Valuers specialise in property economics, specifically, establishing market values. Valuers usually have an area of expertise, such as the prevailing or forecast value of residential, commercial or industrial property. Licensed valuers conduct large amounts of work on behalf of financiers to determine the value of a property for finance calculations. A market valuation is also used in the calculation of capital gains tax. A valuer determines the perceived “market value” (potential sales price), and is a somewhat subjective result.
In contrast, a quantity surveyor is more scientific and determines the actual construction cost of a development. A quantity surveyor’s costing assists in determining whether a development will allow for the required return for a developer, through a combination of input costs: land value, construction cost, sale value and profit.

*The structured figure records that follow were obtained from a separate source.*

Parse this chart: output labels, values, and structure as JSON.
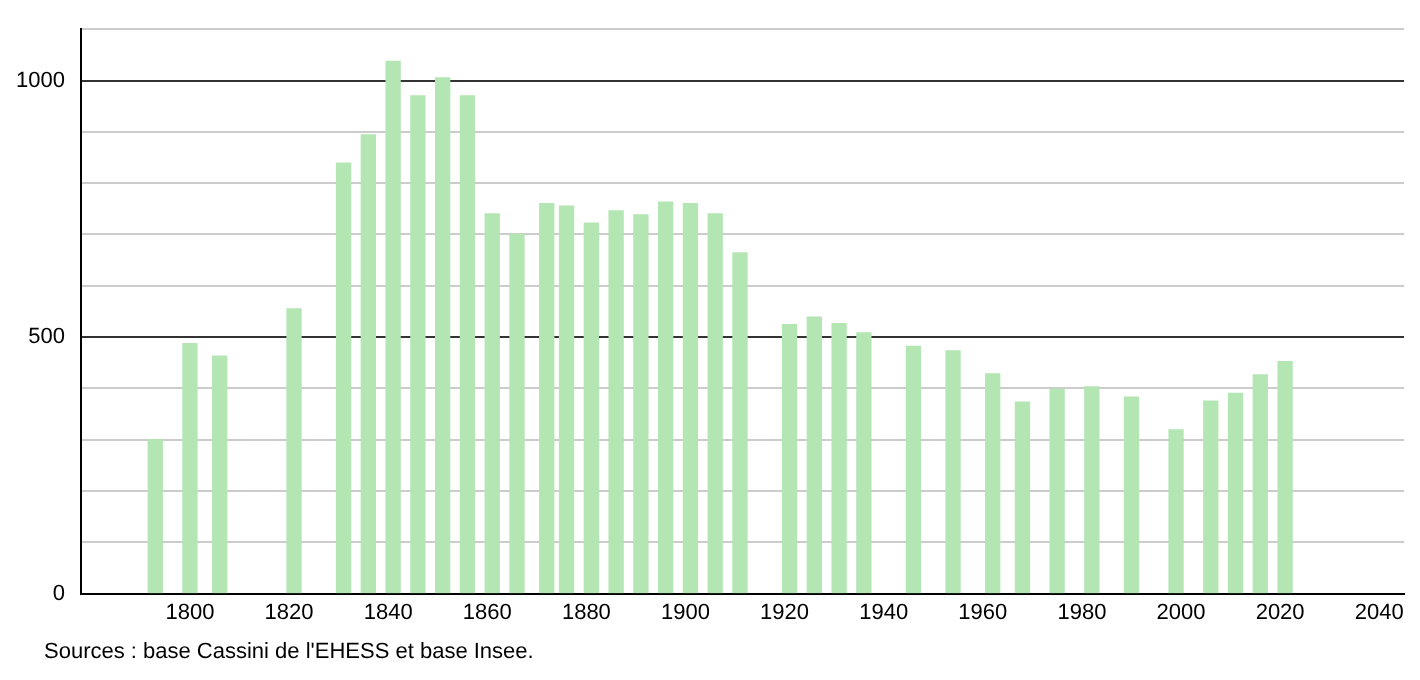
{
  "chart_data": {
    "type": "bar",
    "x": [
      1793,
      1800,
      1806,
      1821,
      1831,
      1836,
      1841,
      1846,
      1851,
      1856,
      1861,
      1866,
      1872,
      1876,
      1881,
      1886,
      1891,
      1896,
      1901,
      1906,
      1911,
      1921,
      1926,
      1931,
      1936,
      1946,
      1954,
      1962,
      1968,
      1975,
      1982,
      1990,
      1999,
      2006,
      2011,
      2016,
      2021
    ],
    "values": [
      300,
      487,
      463,
      555,
      839,
      894,
      1037,
      970,
      1005,
      970,
      740,
      700,
      760,
      755,
      722,
      746,
      738,
      763,
      760,
      740,
      664,
      524,
      539,
      526,
      508,
      482,
      473,
      428,
      373,
      398,
      403,
      383,
      319,
      375,
      390,
      426,
      452
    ],
    "color": "#b3e6b3",
    "xlim": [
      1778,
      2045
    ],
    "xticks": [
      1800,
      1820,
      1840,
      1860,
      1880,
      1900,
      1920,
      1940,
      1960,
      1980,
      2000,
      2020,
      2040
    ],
    "ylim": [
      0,
      1100
    ],
    "yticks": [
      0,
      {
        "value": 100,
        "label": null
      },
      {
        "value": 200,
        "label": null
      },
      {
        "value": 300,
        "label": null
      },
      {
        "value": 400,
        "label": null
      },
      500,
      {
        "value": 600,
        "label": null
      },
      {
        "value": 700,
        "label": null
      },
      {
        "value": 800,
        "label": null
      },
      {
        "value": 900,
        "label": null
      },
      1000,
      {
        "value": 1100,
        "label": null
      }
    ],
    "grid": "y",
    "annotations": [
      "Sources : base Cassini de l'EHESS et base Insee."
    ]
  }
}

Quantity surveyors also provide various property services throughout all stages of a building’s lifecycle. With regard to property, one of the key services offered is tax depreciation reporting on investment properties. This is where the majority of confusion regarding the two professions presents itself. Industry professionals may advise an investor that they require “a valuation for taxation purposes”, correctly known as a tax depreciation and capital allowance schedule.
With regards to property tax depreciation, The Australian Taxation Office states the following in TR 97/25:
• “Unless they are otherwise qualified, valuers, real estate agents, accountants and solicitors generally have neither the relevant qualifications nor
experience to make such an estimate”.
Furthermore, The Australian Taxation Office states that:
•“Appropriately qualified people might include a quantity surveyor, who has expertise in the relevant type of construction” (taken from TR 97/25A).
It is clear that many property owners and investors require the services of a valuer, to determine the “market value” of a development. However, with regards to determining the construction cost of a development, or the tax depreciation potential of a property, property owners should employ the services of a quantity surveyor.